Как зачарованный, Николай Аклексеевич подошёл к прекрасной мученице и заглянул внутрь. К изумлению его, необычная операция прошла совершенно бескровно; внутри девичьего черепа бурлило чёрное зловонное варево оскорблённой гордости, обиды, острой ненависти и желания отомстить. над варевом поднимался чёрный дымок, в котором, как в голограмме вырисовывался облик невзрачного мужичонки, в которого красавица была по необъяснимой логике влюблена, и избранницы мужичонки, столь же незначительной и непривлекательной. Её новоявленная Клеопатра убивала то тем, то другим мучительным способом, но, по счастью, мысленно.

- Дер-р-р-ржи, р-р-расмотр-р-р-ришь на досуге, - проскрипел Вергилий, окончательно отделяя голову красотки от шеи и мячом бросая её в руки Николая Алексеевича, а тут же надсёк головку крохотной пичуги. Что таилось в черепе пернатой крохи Николай Алексеевич так и не увидел: в глазах у него потемнело и он оказался в своей комнате перед компьютером.

Смахнув ворона с плеча, Николай Алексеевич, пошатываясь подошёл к столу и проглотил незапланированную стопку водки, закусив её остывшим пельменем. Ворон, переместившийся на спинку компьютерного кресла, в это время вещал:

- Мастер-р-рская пр-р-розаика - это в чём-то лавка мясника: мясник р-р-разделывает туши, пр-р-розаик - души. Гр-р-рязь, гр-р-рёзы, стр-р-расти - это пр-р-рекрасно, это живая кр-р-р-ровь будущего п-р-роизведения. Бр-р-резгливость, отвр-р-ращение, стр-рах - не для истинного твор-р-р-рца. Пр-р-розаик должен быть хладнокр-р-ровнее хир-р-рурга: он вскр-р-рывает пр-р-равду, даже если она пр-р-ротивнее нар-р-рыва. Пр-р-родолжим?

Николай Алексеевич молча кивнул и уже не удивился, оказавшись совсем в других, непохожих на его комнату декорациях.

Он с каким-то унылым тощим носатым поселянином плыл в утлой лодочке по серому, залитому водой пространству. Ни о каком сиянии речи не шло: небо затянуло белесой пеленой облаков, освещение можно было назвать сумеречным и таинственным. То там, то здесь из воды торчали стволы умирающих, если не умерших деревьев; редкие листья на них скукожились высохли и напоминали бурые лоскутья сгнившей ткани. Лодочник умело обходил торчавшие из воды пни, ведя лодочку к островку, образованному затопленными избами. Стены этих изб почернели, и похоже, насквозь прогнили; чёрные проёмы лишённых стёкол окон глядели в мир с какой-то тоскливой обречённостью. Николай Алексеевич проплывал по этой деревне впервые, и всё же это место смутно ему что-то напоминало.

Кор-р-рни, - буркнул лодочник, заводя своё судно в проём какого-то двора через проём бывших ворот, - не обр-р-рывай кор-р-рни!
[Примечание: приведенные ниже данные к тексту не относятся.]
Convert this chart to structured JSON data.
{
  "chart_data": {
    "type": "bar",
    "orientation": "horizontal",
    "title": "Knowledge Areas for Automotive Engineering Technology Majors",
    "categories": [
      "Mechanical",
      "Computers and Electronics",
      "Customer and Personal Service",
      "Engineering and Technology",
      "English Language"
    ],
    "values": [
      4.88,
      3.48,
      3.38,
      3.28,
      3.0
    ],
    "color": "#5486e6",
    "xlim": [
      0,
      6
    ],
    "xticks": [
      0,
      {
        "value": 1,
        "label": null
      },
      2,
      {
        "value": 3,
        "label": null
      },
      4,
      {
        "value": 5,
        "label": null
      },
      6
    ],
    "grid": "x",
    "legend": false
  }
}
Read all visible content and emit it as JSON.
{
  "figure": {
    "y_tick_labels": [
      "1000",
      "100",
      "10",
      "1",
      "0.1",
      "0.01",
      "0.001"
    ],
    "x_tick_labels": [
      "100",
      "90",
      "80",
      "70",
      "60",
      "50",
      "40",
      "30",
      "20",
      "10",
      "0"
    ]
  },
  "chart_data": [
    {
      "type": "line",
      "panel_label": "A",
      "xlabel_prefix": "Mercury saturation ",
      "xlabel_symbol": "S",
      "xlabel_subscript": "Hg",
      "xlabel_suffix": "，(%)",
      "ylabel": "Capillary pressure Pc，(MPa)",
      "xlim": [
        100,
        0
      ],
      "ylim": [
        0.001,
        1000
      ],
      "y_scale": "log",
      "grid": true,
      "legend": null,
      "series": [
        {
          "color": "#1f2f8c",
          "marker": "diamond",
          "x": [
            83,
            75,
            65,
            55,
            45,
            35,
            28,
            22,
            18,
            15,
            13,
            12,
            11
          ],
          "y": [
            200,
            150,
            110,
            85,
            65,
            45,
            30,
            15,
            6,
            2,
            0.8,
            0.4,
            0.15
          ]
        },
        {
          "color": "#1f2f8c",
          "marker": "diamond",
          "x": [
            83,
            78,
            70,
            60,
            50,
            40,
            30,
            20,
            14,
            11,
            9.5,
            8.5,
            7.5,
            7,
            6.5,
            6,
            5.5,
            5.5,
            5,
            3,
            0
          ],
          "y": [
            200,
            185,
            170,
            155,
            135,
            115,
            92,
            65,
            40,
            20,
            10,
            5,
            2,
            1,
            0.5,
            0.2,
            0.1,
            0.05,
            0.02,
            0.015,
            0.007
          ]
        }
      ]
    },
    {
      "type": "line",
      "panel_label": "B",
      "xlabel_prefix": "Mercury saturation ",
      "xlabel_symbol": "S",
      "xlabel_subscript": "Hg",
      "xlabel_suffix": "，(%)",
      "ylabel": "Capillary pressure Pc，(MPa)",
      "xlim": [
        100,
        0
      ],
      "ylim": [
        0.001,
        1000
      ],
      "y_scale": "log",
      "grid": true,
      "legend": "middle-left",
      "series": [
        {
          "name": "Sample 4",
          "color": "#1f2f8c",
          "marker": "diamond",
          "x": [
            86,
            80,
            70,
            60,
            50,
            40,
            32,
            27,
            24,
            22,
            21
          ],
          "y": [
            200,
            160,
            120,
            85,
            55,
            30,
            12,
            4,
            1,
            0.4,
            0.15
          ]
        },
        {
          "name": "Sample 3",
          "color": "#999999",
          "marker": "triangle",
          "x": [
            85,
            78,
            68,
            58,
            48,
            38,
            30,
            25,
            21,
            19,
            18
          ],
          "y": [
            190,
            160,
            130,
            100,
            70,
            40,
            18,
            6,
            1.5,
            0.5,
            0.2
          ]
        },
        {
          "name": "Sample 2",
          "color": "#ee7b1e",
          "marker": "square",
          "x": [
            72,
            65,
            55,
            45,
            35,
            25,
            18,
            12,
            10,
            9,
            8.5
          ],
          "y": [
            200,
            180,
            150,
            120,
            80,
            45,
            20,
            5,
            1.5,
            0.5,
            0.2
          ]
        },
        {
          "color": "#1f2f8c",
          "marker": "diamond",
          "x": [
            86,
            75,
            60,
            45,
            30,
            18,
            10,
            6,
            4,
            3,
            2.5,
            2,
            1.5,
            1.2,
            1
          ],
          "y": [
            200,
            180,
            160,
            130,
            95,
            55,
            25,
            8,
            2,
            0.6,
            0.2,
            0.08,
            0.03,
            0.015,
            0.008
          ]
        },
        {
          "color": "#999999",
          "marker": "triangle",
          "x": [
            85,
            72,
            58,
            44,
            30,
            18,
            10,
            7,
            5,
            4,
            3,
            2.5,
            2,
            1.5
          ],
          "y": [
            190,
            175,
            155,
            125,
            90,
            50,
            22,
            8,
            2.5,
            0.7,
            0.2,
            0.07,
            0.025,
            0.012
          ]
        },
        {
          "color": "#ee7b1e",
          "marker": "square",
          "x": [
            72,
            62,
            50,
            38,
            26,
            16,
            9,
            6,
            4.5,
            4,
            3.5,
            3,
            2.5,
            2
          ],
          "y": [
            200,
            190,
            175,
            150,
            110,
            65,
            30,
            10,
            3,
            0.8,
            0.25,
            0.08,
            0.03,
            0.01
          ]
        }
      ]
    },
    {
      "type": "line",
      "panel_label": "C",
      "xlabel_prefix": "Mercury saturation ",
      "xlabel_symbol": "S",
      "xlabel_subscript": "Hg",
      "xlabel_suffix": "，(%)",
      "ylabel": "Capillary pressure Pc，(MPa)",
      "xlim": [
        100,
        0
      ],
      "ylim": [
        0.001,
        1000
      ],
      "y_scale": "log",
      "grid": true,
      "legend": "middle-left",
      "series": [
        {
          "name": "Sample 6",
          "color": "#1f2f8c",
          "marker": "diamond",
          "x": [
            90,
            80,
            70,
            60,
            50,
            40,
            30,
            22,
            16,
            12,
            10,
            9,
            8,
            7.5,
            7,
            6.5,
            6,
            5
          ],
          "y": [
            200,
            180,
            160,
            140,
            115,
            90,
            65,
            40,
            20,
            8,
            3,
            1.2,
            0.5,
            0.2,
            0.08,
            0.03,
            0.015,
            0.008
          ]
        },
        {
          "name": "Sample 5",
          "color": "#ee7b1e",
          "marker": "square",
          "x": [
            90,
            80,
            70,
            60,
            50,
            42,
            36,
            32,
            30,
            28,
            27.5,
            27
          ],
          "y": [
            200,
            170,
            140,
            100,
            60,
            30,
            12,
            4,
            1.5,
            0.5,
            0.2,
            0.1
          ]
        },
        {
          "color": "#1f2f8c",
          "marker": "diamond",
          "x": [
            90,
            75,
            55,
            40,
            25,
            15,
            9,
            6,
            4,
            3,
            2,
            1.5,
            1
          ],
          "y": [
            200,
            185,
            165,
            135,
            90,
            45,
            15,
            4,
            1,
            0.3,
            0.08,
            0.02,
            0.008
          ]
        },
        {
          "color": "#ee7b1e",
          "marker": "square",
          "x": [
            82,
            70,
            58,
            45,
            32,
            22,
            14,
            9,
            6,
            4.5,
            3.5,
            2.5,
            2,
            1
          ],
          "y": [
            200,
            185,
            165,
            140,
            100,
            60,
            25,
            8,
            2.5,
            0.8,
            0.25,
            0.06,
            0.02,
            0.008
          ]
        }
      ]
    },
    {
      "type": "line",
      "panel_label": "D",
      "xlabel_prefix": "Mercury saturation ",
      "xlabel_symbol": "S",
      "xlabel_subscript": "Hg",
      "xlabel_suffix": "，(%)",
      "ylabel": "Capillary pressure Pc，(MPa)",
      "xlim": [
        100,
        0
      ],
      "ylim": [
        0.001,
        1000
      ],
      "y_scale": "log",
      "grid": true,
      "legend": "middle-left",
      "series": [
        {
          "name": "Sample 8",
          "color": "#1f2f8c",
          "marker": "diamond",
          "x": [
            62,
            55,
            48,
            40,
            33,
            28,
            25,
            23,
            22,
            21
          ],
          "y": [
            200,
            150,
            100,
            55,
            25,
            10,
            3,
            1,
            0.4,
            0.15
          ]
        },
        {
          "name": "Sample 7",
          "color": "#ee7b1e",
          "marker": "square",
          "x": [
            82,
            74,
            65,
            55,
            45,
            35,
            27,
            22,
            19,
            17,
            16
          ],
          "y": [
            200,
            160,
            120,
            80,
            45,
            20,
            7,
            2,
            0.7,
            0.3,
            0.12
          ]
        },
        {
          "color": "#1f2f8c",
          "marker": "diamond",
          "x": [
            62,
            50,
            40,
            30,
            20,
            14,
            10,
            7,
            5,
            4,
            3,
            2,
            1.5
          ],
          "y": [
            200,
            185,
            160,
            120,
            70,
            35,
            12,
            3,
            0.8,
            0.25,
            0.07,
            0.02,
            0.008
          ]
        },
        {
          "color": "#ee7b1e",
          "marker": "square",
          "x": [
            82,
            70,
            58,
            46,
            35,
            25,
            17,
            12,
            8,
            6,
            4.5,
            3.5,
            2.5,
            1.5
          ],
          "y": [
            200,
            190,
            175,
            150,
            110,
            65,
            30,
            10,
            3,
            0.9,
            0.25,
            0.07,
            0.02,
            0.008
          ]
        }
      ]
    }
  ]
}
И Николая Алексеевича осенило: они с Вергилием подплывают к бывшему бабушкиному дому! Скукоженное корявое деревце у порога - это яблонька, на которую он залазил в детстве за зелёными, недозревшими ещё яблочками; а вон там - остатки поленницы, у которой сидел дед, выстругивая для него дудочки-пищалки и прочие деревянные игрушки. Дед умер, когда Коленька был совсем маленьким, а чуть позже далёкую реку перегородили плотиной, строя гидроэлектростанцию, и всех поселян просто выселили. Для бабушки это стало настоящей трагедией: она до своей смерти ютилась в их городской каморке, и всё сокрушалась о большом зеркале, привезенном ей когда-то дедом. Зеркало пришлось так и оставить в покинутом доме: в старую городскую квартиру, заставленную мебелью оно не поместилось.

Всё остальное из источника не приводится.